Wednesday, May 22, 2024

An Automated Postal Center stands unused in the Porter Square, Cambridge, post office Nov. 5, 2005. (Photo: Marc Levy)

An Automated Postal Center stands unused in the Porter Square, Cambridge, post office Nov. 5, 2005. (Photo: Marc Levy)

The U.S. Postal Service’s self-service kiosks, despite being in town for more than a year, still seem to require constant attendance by a postal worker. This defeats the purpose, but, nonetheless, workers hover over the machines, instructing the occasional customer in their use while nearby lines languish — growing five deep, then six, then seven.

“Anybody want to use the machine?” one worker was heard asking in Porter Square. “It’ll save you a long wait in line.” Sometimes he amplified his sales pitch by noting that using the machine would save customers a “20- or 30-minute wait.”

Of course: He was one of two postal workers, and the other was behind the counter alone.

When asked why he waited by the Automated Postal Center when there was such a long line of customers, the worker explained that employees on site have “no control” over how they spend their day; a manager for the city, who works elsewhere, decides how employees are used.
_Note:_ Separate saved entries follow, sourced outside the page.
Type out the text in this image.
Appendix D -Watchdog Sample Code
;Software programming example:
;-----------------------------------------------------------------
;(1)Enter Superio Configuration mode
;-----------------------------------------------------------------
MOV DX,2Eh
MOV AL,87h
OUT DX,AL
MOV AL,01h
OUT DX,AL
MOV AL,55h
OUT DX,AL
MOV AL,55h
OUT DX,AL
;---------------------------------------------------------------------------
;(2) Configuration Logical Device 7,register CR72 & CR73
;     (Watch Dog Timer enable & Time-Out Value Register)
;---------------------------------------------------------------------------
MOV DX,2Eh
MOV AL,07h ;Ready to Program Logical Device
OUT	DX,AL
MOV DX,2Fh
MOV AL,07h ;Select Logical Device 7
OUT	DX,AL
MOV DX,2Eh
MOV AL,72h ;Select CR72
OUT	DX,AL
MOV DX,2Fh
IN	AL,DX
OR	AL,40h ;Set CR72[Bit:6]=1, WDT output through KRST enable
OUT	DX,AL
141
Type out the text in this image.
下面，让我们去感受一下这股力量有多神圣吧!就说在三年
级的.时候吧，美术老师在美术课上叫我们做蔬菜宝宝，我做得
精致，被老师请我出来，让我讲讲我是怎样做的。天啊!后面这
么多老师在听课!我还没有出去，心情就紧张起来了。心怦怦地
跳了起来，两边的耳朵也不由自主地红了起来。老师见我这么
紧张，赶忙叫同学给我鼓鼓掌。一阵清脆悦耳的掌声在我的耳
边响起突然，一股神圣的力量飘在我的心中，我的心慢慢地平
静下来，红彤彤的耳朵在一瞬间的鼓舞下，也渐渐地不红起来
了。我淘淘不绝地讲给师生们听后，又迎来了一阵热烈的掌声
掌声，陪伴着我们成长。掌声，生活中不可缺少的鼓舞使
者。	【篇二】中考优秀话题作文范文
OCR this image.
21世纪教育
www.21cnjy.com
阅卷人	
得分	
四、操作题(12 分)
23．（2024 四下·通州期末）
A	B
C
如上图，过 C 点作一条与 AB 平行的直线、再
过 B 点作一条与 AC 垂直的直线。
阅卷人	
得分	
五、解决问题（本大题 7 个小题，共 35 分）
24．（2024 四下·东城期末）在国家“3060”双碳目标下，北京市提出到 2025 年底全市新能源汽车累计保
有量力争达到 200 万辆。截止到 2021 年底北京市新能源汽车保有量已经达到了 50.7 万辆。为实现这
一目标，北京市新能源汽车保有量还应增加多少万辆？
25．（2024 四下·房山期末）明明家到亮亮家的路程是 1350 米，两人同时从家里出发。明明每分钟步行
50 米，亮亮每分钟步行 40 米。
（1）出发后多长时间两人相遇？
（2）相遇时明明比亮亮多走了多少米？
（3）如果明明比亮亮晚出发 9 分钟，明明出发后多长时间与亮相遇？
When asked whether he could get behind the counter and help the lone worker there, doubling the effective staffing of the station, if no one wanted to use the machine … well, no. Even when the worker at the counter had to leave to use the restroom, he was prevented from taking over her tasks.

And when asked if this was frustrating, he replied, “You got that right.”

After using the restroom, the worker ran back to her spot behind the counter. The line advanced one space.

From behind, the other worker could be heard making his pitch. When a customer responded, he could be heard assuring the man there was nothing to fear from using the machine.

“It’s pretty self-explanatory,” he said.

— — —

Bob Cannon, a public affairs manager with the U.S. Postal Service, says he hadn’t heard of policies preventing workers from returning to the counter when no one wants to use the machine. Under the circumstances, Cannon said, the worker should have.

The situation was unfortunate, he said, “first in that he wasn’t able to convince people they should have used that machine. Sometimes it takes people a while to get used to them.”

There are varying responses to the 19 machines scattered within Route 128, Cannon said, but most people “respond very well,” including unionized employees who may be hostile at first but find that “their worst fears don’t get realized and their work gets easier.”

There have been no jobs lost, he said, and there are no plans to fire or decrease hiring as the machines become more common. They’re just supposed to make things more convenient for customers who would otherwise have to wait for service. They’re also supposed to bring in more customers — stealing them away from competitors such as Federal Express and the United Parcel Service.

At the Fort Point, Boston, postal office, he said, people use the Automated Postal Centers enthusiastically. Why, he’s walked in to find people using the machines and completely ignoring the postal employees waiting behind the counters.